I generally am not a fiction reader. I don’t know when the transition happened for me, but I no longer enjoy reading a fictional story as much as I enjoy reading biographies, autobiographies, travel journals, and mainly books on education. Yes, I know how this sounds! But this past month I visited with a couple who started talking about a book they had both recently read and were now reading the second book in the trilogy. Both independently started a conversation with me at different points in the evening. They continued on about how it had captivated them. Perhaps it was the link to history that intrigued me or just the fact that they both mentioned the book, but the next day while I was out at a store I picked up the first book. Their book talk made me curious.
Immediately I became captivated. This historical piece of fiction really grabbed my attention and I found myself trying to steal moments in my crazy schedule to just sit and read. After putting the kids to bed, I would disappear. AND I found myself wanting to talk about the book as I read. I also found myself researching more about the historical parts of the text. I became involved.
This interaction I had with the book made me realize how our students want to have these same opportunities. As our beginning readers become more involved in story, they want to talk about it. Our youngest readers will re-read stories they enjoy. They want us to re-read the story as well to them. Our older students need the opportunity to connect and talk about the story. This makes the story alive.
Maybe not all of our students have that internal motivation yet. But providing opportunity to allow them to talk about the thoughts they are having about a book helps them to be more engaged.
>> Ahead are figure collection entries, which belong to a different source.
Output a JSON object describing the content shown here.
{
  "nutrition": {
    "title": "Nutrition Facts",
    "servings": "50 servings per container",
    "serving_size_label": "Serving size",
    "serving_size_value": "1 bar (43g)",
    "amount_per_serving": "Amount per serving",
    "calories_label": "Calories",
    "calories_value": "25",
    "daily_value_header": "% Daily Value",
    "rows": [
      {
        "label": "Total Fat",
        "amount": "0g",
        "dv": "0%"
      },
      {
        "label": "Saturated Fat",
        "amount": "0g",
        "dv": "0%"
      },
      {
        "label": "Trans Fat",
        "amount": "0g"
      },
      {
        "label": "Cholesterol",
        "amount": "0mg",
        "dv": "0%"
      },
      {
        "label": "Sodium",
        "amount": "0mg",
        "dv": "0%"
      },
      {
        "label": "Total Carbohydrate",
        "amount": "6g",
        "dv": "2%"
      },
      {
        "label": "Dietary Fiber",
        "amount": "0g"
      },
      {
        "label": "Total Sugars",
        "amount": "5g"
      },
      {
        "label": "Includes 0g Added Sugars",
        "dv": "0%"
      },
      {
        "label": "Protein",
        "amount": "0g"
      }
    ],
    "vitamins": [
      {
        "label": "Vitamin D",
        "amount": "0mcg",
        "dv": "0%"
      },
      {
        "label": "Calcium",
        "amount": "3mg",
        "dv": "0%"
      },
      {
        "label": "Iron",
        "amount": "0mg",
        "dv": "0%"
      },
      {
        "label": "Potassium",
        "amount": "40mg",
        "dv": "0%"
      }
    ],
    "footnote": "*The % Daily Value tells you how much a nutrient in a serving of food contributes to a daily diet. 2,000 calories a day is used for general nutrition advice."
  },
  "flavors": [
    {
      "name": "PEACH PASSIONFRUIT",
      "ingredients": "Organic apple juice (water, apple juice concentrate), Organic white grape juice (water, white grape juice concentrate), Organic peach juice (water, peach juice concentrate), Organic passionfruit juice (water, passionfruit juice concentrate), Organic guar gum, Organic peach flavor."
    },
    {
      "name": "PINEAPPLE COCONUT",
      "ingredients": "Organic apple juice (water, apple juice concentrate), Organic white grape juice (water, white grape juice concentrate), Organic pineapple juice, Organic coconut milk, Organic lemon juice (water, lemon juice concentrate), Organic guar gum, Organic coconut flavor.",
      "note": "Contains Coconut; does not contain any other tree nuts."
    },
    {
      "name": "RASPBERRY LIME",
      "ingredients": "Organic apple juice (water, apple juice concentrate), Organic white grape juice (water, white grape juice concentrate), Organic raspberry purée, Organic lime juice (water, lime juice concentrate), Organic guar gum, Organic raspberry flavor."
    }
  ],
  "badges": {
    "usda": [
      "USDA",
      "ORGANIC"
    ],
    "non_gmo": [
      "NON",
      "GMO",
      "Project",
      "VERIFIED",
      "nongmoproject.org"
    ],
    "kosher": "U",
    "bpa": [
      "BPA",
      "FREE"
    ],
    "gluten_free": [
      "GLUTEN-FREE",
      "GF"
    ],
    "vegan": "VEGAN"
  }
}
I encourage families to talk books with your kids. Not only modeling to them that you are a reader… (either electronically or with paper from emails to the latest news, we are all reading.) Talk about the stories and your reactions to the stories you read. And ask your child about the story they are reading. Dig into the details. Why do they enjoy it? Why do they think it is boring? Why has it interested them?
Providing that book talk encourages our students to see that reading is a life long event.
When I travel, I always notice how many people are reading. In airports, on planes, on trains, on city buses, on the subway, people carry their novels, Kindles and Nooks, magazines, and newspapers. This action of reading is life long. Begin today to set your own child on that journey. Have some book talk.